Bill C-15 would establish a principle in law that there must be free, prior and informed consent for resource development to take place within an indigenous community, but it lacks significant clarity about who consents on behalf of indigenous communities or what happens when different communities, perhaps with competing legitimate claims to traditional presence in an area, disagree. The lack of clarity about who gets to decide will make it nearly impossible for indigenous communities that wish to develop their own resources to proceed.
We got a sense of the risk associated with this uncertainty last year, when the country faced widespread rail blockades in solidarity with some Wet'suwet'en protesters who opposed the Coastal GasLink project. Members of the House, at the time, seemed to believe that the opposition of a minority of hereditary chiefs required that the project be stopped on the grounds of indigenous rights.

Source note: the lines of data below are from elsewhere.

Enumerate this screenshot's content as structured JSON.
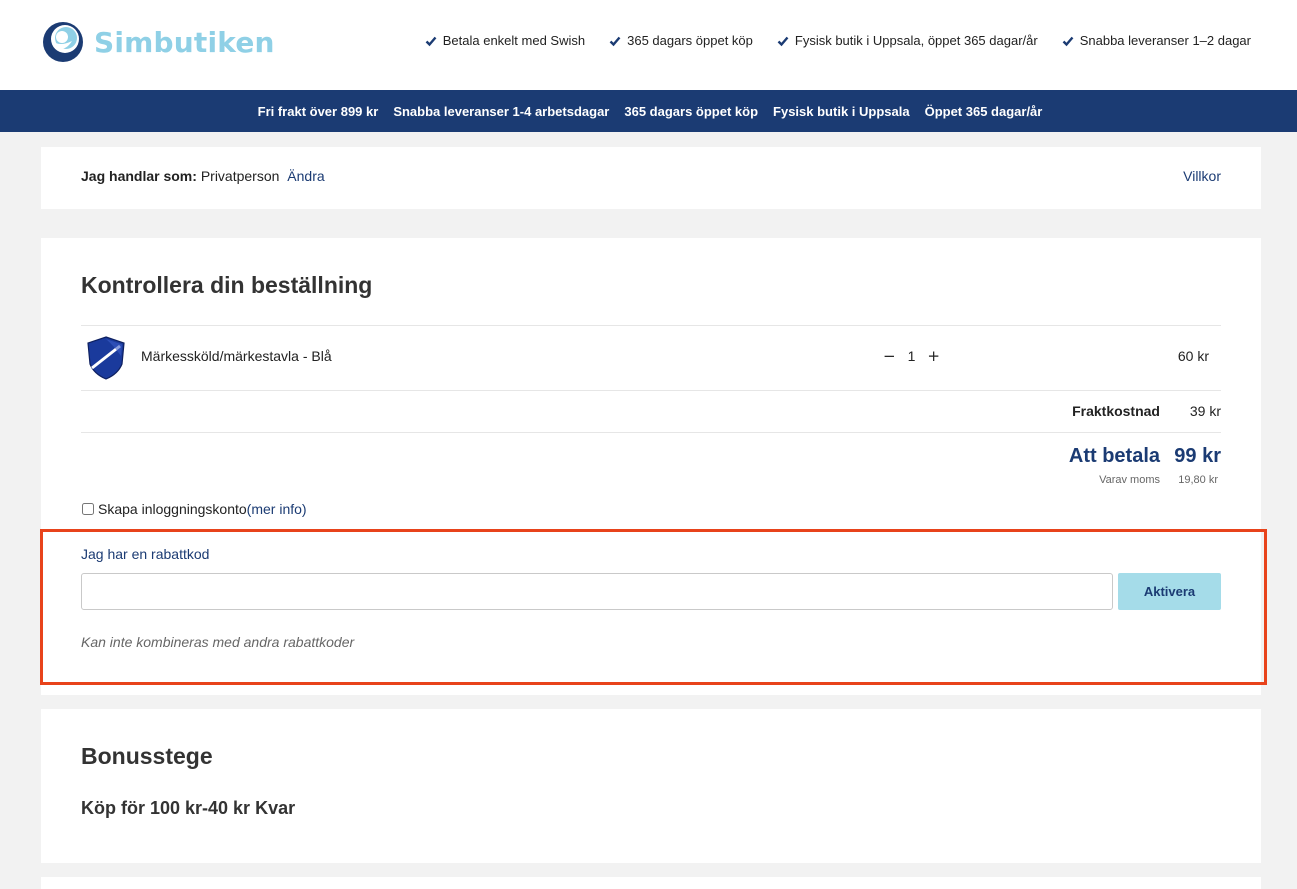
{
  "header": {
    "logo_text": "Simbutiken",
    "usps": [
      "Betala enkelt med Swish",
      "365 dagars öppet köp",
      "Fysisk butik i Uppsala, öppet 365 dagar/år",
      "Snabba leveranser 1–2 dagar"
    ]
  },
  "navbar": {
    "items": [
      "Fri frakt över 899 kr",
      "Snabba leveranser 1-4 arbetsdagar",
      "365 dagars öppet köp",
      "Fysisk butik i Uppsala",
      "Öppet 365 dagar/år"
    ]
  },
  "shopping_as": {
    "label": "Jag handlar som:",
    "value": "Privatperson",
    "change_link": "Ändra",
    "terms_link": "Villkor"
  },
  "order": {
    "title": "Kontrollera din beställning",
    "product": {
      "name": "Märkessköld/märkestavla - Blå",
      "quantity": "1",
      "decrease": "−",
      "increase": "+",
      "price": "60 kr"
    },
    "shipping_label": "Fraktkostnad",
    "shipping_value": "39 kr",
    "total_label": "Att betala",
    "total_value": "99 kr",
    "vat_label": "Varav moms",
    "vat_value": "19,80 kr",
    "create_account_label": "Skapa inloggningskonto",
    "more_info": "(mer info)"
  },
  "promo": {
    "toggle": "Jag har en rabattkod",
    "input_value": "",
    "button": "Aktivera",
    "note": "Kan inte kombineras med andra rabattkoder"
  },
  "bonus": {
    "title": "Bonusstege",
    "step": "Köp för 100 kr-40 kr Kvar"
  },
  "colors": {
    "brand_navy": "#1b3b73",
    "logo_light_blue": "#8fd0e6",
    "button_bg": "#a5dce9",
    "highlight_border": "#e8431b"
  }
}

These arguments came from an Avatar-inspired world view and a failure to take into consideration the legitimate competing rights claims of the majority of indigenous peoples affected by this project who supported it, the fact that all of the elected indigenous bodies responsible for this project had approved it, and the fact that those who, from a democratic perspective at least, were the representatives of those indigenous people wanted to say yes. It was enough for members of the House that people from a different hereditary leadership who claimed to speak on behalf of those nations wanted to say no. This is the problem that arises when we have competing rights claims. When we lack a procedure, and when there is ambiguity inserted in the law about how to resolve the desires of those people, it ends up always being a path of no development instead of a situation where those communities get to decide.
I am suspicious that members of the House who are promoting the bill in the name of indigenous rights are actually happy with that outcome. They are actually happy with an outcome in which development has a hard time proceeding, when investments do not get made even if indigenous people in a particular area, in association with a particular project,overwhelmingly want to see it happen.
As a member who cares deeply about human rights, and well-structured procedures and mechanisms for affirming those rights democratically, I think we need to recognize the existing rights frameworks we have in this country and build on them, but I do not think this particular legislation would do that. It would introduce more confusion and more challenges to development that would, in effect, deny the rights of indigenous peoples in cases where they want to make the choice to develop their resources.